Review: Predators

Director: Nomród Antal

Stars: Adrien Brody, Alice Braga, Mahershala Ali

***originally written 17 July 2010***

Let’s just forget the Alien vs Predator films shall we? They are two of the worst films I have ever had the misfortune to sit through. So let’s say they never existed. That leaves us with 20 years since the last Predator movie. And Predator 2 was good. Really, it was. It remains highly underrated as a slice of big, dumb, cheesy science fiction fun. Ok, no Arnie, but it’s at least as enjoyable as the original.

Well, Predators says let’s forget that one too. It’s shoulder-padded trappings of cyberpunk civil war are not alluded to here.
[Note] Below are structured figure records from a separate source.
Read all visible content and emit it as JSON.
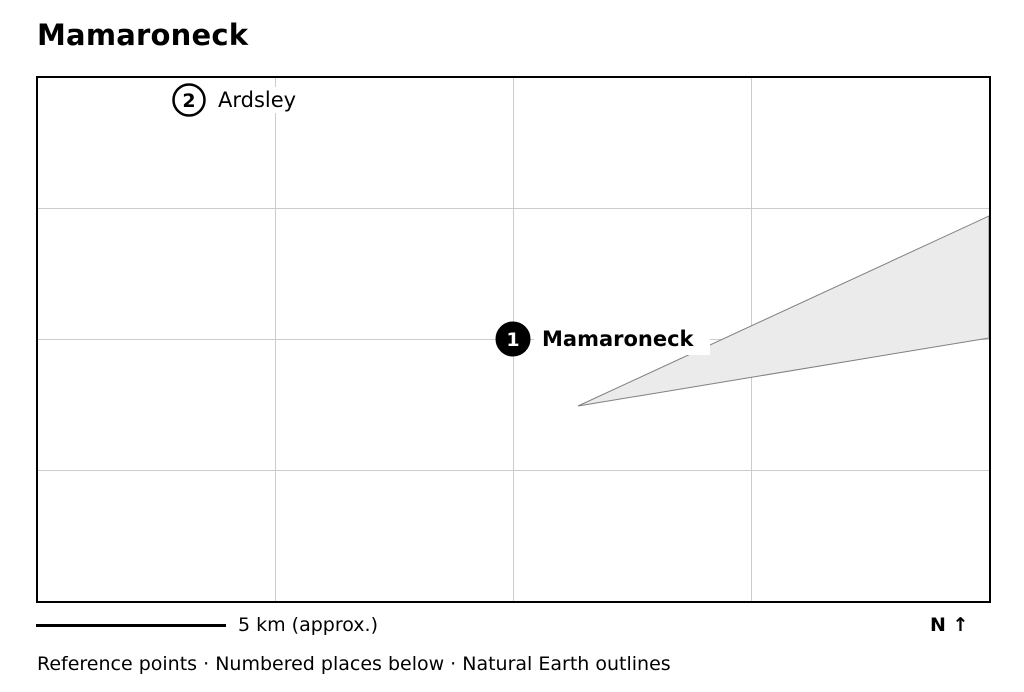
{
  "title": "Mamaroneck",
  "map": {
    "places": [
      {
        "number": "1",
        "name": "Mamaroneck",
        "primary": true
      },
      {
        "number": "2",
        "name": "Ardsley",
        "primary": false
      }
    ],
    "colors": {
      "grid": "#cccccc",
      "land_fill": "#ebebeb",
      "land_stroke": "#808080",
      "frame": "#000000",
      "marker_primary": "#000000",
      "marker_secondary": "#ffffff"
    },
    "grid": true
  },
  "scale_bar": {
    "label": "5 km (approx.)"
  },
  "north_arrow": {
    "label": "N ↑"
  },
  "footer": {
    "text": "Reference points · Numbered places below · Natural Earth outlines"
  }
}
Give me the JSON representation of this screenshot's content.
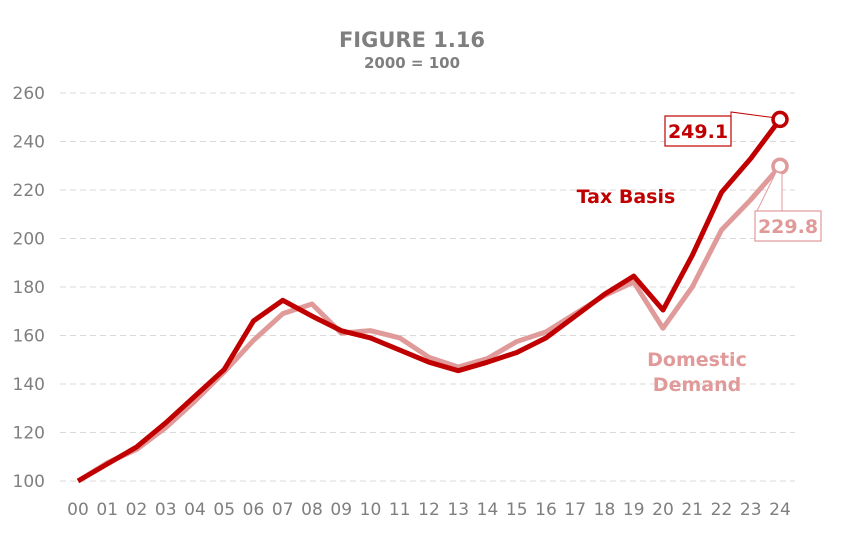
{
  "chart_data": {
    "type": "line",
    "title": "FIGURE 1.16",
    "subtitle": "2000 = 100",
    "xlabel": "",
    "ylabel": "",
    "ylim": [
      100,
      260
    ],
    "yticks": [
      100,
      120,
      140,
      160,
      180,
      200,
      220,
      240,
      260
    ],
    "grid": true,
    "categories": [
      "00",
      "01",
      "02",
      "03",
      "04",
      "05",
      "06",
      "07",
      "08",
      "09",
      "10",
      "11",
      "12",
      "13",
      "14",
      "15",
      "16",
      "17",
      "18",
      "19",
      "20",
      "21",
      "22",
      "23",
      "24"
    ],
    "series": [
      {
        "name": "Tax Basis",
        "color": "#c00000",
        "values": [
          100,
          107,
          114,
          124,
          135,
          146,
          166,
          174.5,
          168,
          162,
          159,
          154,
          149,
          145.5,
          149,
          153,
          159,
          168,
          177,
          184.5,
          170.5,
          193,
          219,
          233,
          249.1
        ],
        "end_label": "249.1"
      },
      {
        "name": "Domestic Demand",
        "color": "#e09a9a",
        "values": [
          100,
          107.5,
          113,
          122,
          133,
          145,
          158,
          169,
          173,
          161,
          162,
          159,
          151,
          147,
          150.5,
          157.5,
          161.5,
          169,
          176.5,
          182,
          163,
          180,
          203.5,
          216,
          229.8
        ],
        "end_label": "229.8"
      }
    ],
    "legend_labels": {
      "tax": "Tax Basis",
      "dd_line1": "Domestic",
      "dd_line2": "Demand"
    }
  }
}
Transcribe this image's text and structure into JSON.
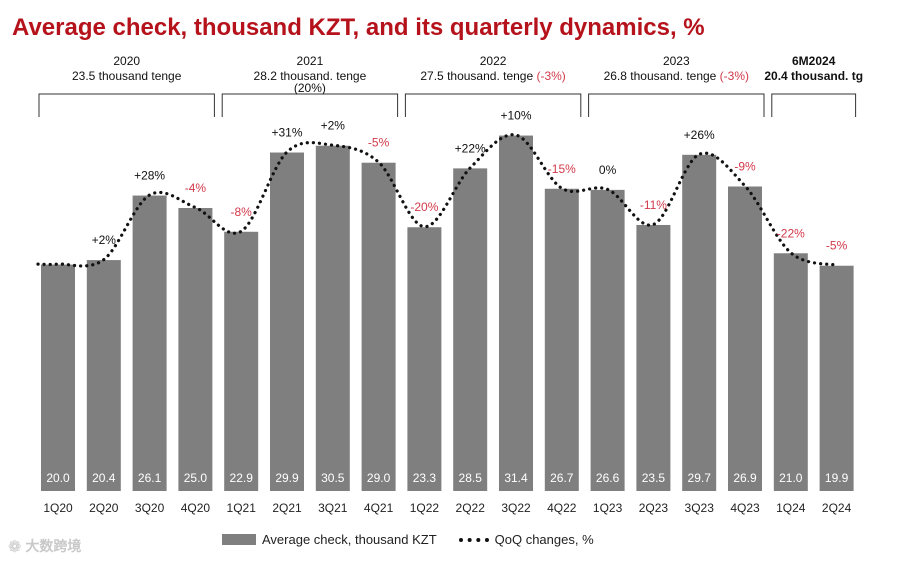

No, Predators acts very much as though it’s the proper sequel to the 1987 outing. Mainly by replicating a lot of it very poorly.

Ok, so the twist this time around is, hey, the jungle’s not on Earth! Big deal. The air seems perfectly breathable, the water perfectly drinkable, the landscape  like, well, a bit of South American jungle. It even has the same plant life. A bunch of the world’s most brutal killers are parachuted onto this Earth-copy planet in order to act as game for the titular aliens. They are led by a stern no-nonsense army-type (Adrien Brody), there’s the quietly-spooked black guy (Mahershala Ali), the seemingly-intelligent thin-guy (Topher Grace), the stocky brain-trust (Oleg Taktarov) and the petite raven-haired South American (Alice Braga). Sound like a familiar line up? Well you can add, an ice-cool yakuza (Louis Ozawa Changchien), and instantly-irritating ex-con (Walter Goggins) into the mix too. Oh, and Danny Trejo.

Trejo immediately becomes the best thing about the movie, and gets killed off first. Great. By poorly conceived and animated CG warthog-like animals. The kind that are completely immune to bullets, until you fire once when it jumps right in your face. The characters squabble as they amble around the jungle, as it quickly becomes clear that the film’s only charisma just got offed in the first 15 minutes. Adrien Brody is terrible as the lead. Unsympathetic in the extreme, and apparently having decided the way to seem tough is to pretend to do that gravelly voice Christian Bale’s Batman puts on. Changchien’s silent yakuza has potential, but it is squandered. Seemingly-intelligent thin-guy becomes whiny-complainy-guy, and if Taktarov actually added anything to any scene, I didn’t notice it.

Surprise, surprise, they meet the nasty alien game-hunters, some get killed off, Brody’s character decides to commandeer an alien spacecraft, despite not knowing how to fly and that’s the propulsion to get the film to the finish line. Oh, and along the way Laurence Fishburne turns up for a truly wince-worthy cameo that spins far-too-close to an Apocalypse Now parody. It’s okay though, he dies pretty quickly.

If I’m spoiling things, I don’t care. The film was rubbish. Supposedly the script has been kicking around since the mid-90s. This is the best they could do? Nobody in that time looked at it and said, hey, I know, why don’t we try…. I dunno… something else? Or at least have someone say something memorable. Once. The gags that are dropped in are excruciating (ex-con guy longingly looks forward to getting back to Earth to do some raping – hilarious!). It’s as gory as anything in either the Alien or Predator franchises (someone did some serious bending-over to get that 15 certificate), but none of it matters to an audience who have no reason to care for these people. I kinda rooted for Alice Braga, but that was probably only because, as a male viewer, she was easiest on the eye. Not good enough really.

I expected more from this film thanks to it’s ties to Robert Rodriguez and Troublemaker Studios. And perhaps the only way to save the Predator series now is to give it the same kind of spin that gave us Planet Terror or Sin City. Recognise the absurdity and run with it. Predators is too po-faced and half-hearted. The name aspires to James Cameron’s Aliens; an adrenalised re-vamp. Instead this film plods it’s way to a messy conclusion, skipping between dull exposition (Brody’s ability to correctly guess what’s going on all the time verges on the wizard-like) and uninteresting scenes of violence. And the director’s name is Nimrod.

“Whoever wins… we lose” was the AvP tagline. Indeed. You can file this one in the trash too.